A few weeks ago while attending the Florida Governors Conference on Tourism with our client Visit Sarasota County, I had the opportunity to listen to a presentation by Jonah Berger. Berger is a professor at The Wharton School of the University of Pennsylvania and best-selling author of Contagious: Why Things Catch On.

His concept is straightforward. Turn your customers into brand advocates, and then they will do the targeting for you. In order to be effective marketers, we must master the art of creating stories to carry our message – stories are the currency of conversation. Sounds simple enough, right?  But anyone who’s ever attempted this knows it’s a lot more complex to execute, especially in today’s world where the next best thing is just one minute or click away. Berger packages his key principles into a few steps – or STEPPS:

1Contagious)  Social Currency – Refers to the things we say and share and how people see us. Tap in to the inner remarkability of the product or service.

2)  Triggers – The key here is that if something is top of mind, then it’s on the tip of the tongue as well. Make people think about you or your brand in their environment.

3)  Emotion – Think of it as “sharing is caring.” This helps keeps our efforts viral in a socially active world because people care to pass them along.

4)  Public – More often than not, people look to others to see what to do. Make yourself visual.

5)  Practical Value – This is the usefulness value that people assign to your product or service.

6)  Stories –Traditional selling is not effective with today’s consumer. Make it memorable by creating a narrative or story around your product or service.
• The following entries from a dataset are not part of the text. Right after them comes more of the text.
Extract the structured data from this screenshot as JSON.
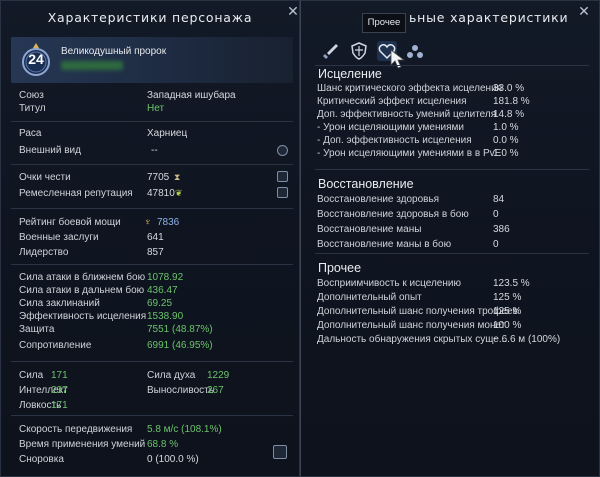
{
  "left": {
    "title": "Характеристики персонажа",
    "character": {
      "level": "24",
      "name": "Великодушный пророк"
    },
    "info": [
      {
        "label": "Союз",
        "value": "Западная ишубара"
      },
      {
        "label": "Титул",
        "value": "Нет"
      }
    ],
    "appearance": [
      {
        "label": "Раса",
        "value": "Харниец"
      },
      {
        "label": "Внешний вид",
        "value": "--"
      }
    ],
    "reputation": [
      {
        "label": "Очки чести",
        "value": "7705"
      },
      {
        "label": "Ремесленная репутация",
        "value": "47810"
      }
    ],
    "military": [
      {
        "label": "Рейтинг боевой мощи",
        "value": "7836"
      },
      {
        "label": "Военные заслуги",
        "value": "641"
      },
      {
        "label": "Лидерство",
        "value": "857"
      }
    ],
    "combat": [
      {
        "label": "Сила атаки в ближнем бою",
        "value": "1078.92"
      },
      {
        "label": "Сила атаки в дальнем бою",
        "value": "436.47"
      },
      {
        "label": "Сила заклинаний",
        "value": "69.25"
      },
      {
        "label": "Эффективность исцеления",
        "value": "1538.90"
      },
      {
        "label": "Защита",
        "value": "7551 (48.87%)"
      },
      {
        "label": "Сопротивление",
        "value": "6991 (46.95%)"
      }
    ],
    "attributes": [
      {
        "label": "Сила",
        "value": "171",
        "label2": "Сила духа",
        "value2": "1229"
      },
      {
        "label": "Интеллект",
        "value": "237",
        "label2": "Выносливость",
        "value2": "267"
      },
      {
        "label": "Ловкость",
        "value": "171"
      }
    ],
    "speed": [
      {
        "label": "Скорость передвижения",
        "value": "5.8 м/с (108.1%)"
      },
      {
        "label": "Время применения умений",
        "value": "68.8 %"
      },
      {
        "label": "Сноровка",
        "value": "0 (100.0 %)"
      }
    ]
  },
  "right": {
    "title": "ьные характеристики",
    "tooltip": "Прочее",
    "healing": {
      "heading": "Исцеление",
      "rows": [
        {
          "label": "Шанс критического эффекта исцеления",
          "value": "33.0 %"
        },
        {
          "label": "Критический эффект исцеления",
          "value": "181.8 %"
        },
        {
          "label": "Доп. эффективность умений целителя",
          "value": "14.8 %"
        },
        {
          "label": "- Урон исцеляющими умениями",
          "value": "1.0 %"
        },
        {
          "label": "- Доп. эффективность исцеления",
          "value": "0.0 %"
        },
        {
          "label": "- Урон исцеляющими умениями в в PvE",
          "value": "1.0 %"
        }
      ]
    },
    "regen": {
      "heading": "Восстановление",
      "rows": [
        {
          "label": "Восстановление здоровья",
          "value": "84"
        },
        {
          "label": "Восстановление здоровья в бою",
          "value": "0"
        },
        {
          "label": "Восстановление маны",
          "value": "386"
        },
        {
          "label": "Восстановление маны в бою",
          "value": "0"
        }
      ]
    },
    "other": {
      "heading": "Прочее",
      "rows": [
        {
          "label": "Восприимчивость к исцелению",
          "value": "123.5 %"
        },
        {
          "label": "Дополнительный опыт",
          "value": "125 %"
        },
        {
          "label": "Дополнительный шанс получения трофеев",
          "value": "125 %"
        },
        {
          "label": "Дополнительный шанс получения монет",
          "value": "100 %"
        },
        {
          "label": "Дальность обнаружения скрытых суще...",
          "value": "~ 6.6 м (100%)"
        }
      ]
    }
  },
  "colors": {
    "green": "#6cc36b",
    "blue": "#8fb4e6",
    "panel": "#111827"
  },
  "icons": [
    "close-icon",
    "level-emblem-icon",
    "hourglass-icon",
    "wings-icon",
    "shop-cart-icon",
    "trident-icon",
    "refresh-icon",
    "list-icon",
    "sword-tab-icon",
    "shield-tab-icon",
    "heart-tab-icon",
    "dots-tab-icon",
    "cursor-icon"
  ]
}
Yes, this is simple, accessible knowledge. But in this hectic and ever-changing world of advertising, we all too often lose sight of the simple things. In his book, Berger excels at bringing these core principles to life with case studies and his own sense of storytelling. Most notably, he references an exclusive NYC bar named Please Don’t Tell that’s hidden inside of a fully functioning hot dog restaurant–of all things. (Their secret? They made themselves a secret.)

Simple or not, it’s worth asking yourself every now and again if your brand or your product are telling a story worth sharing.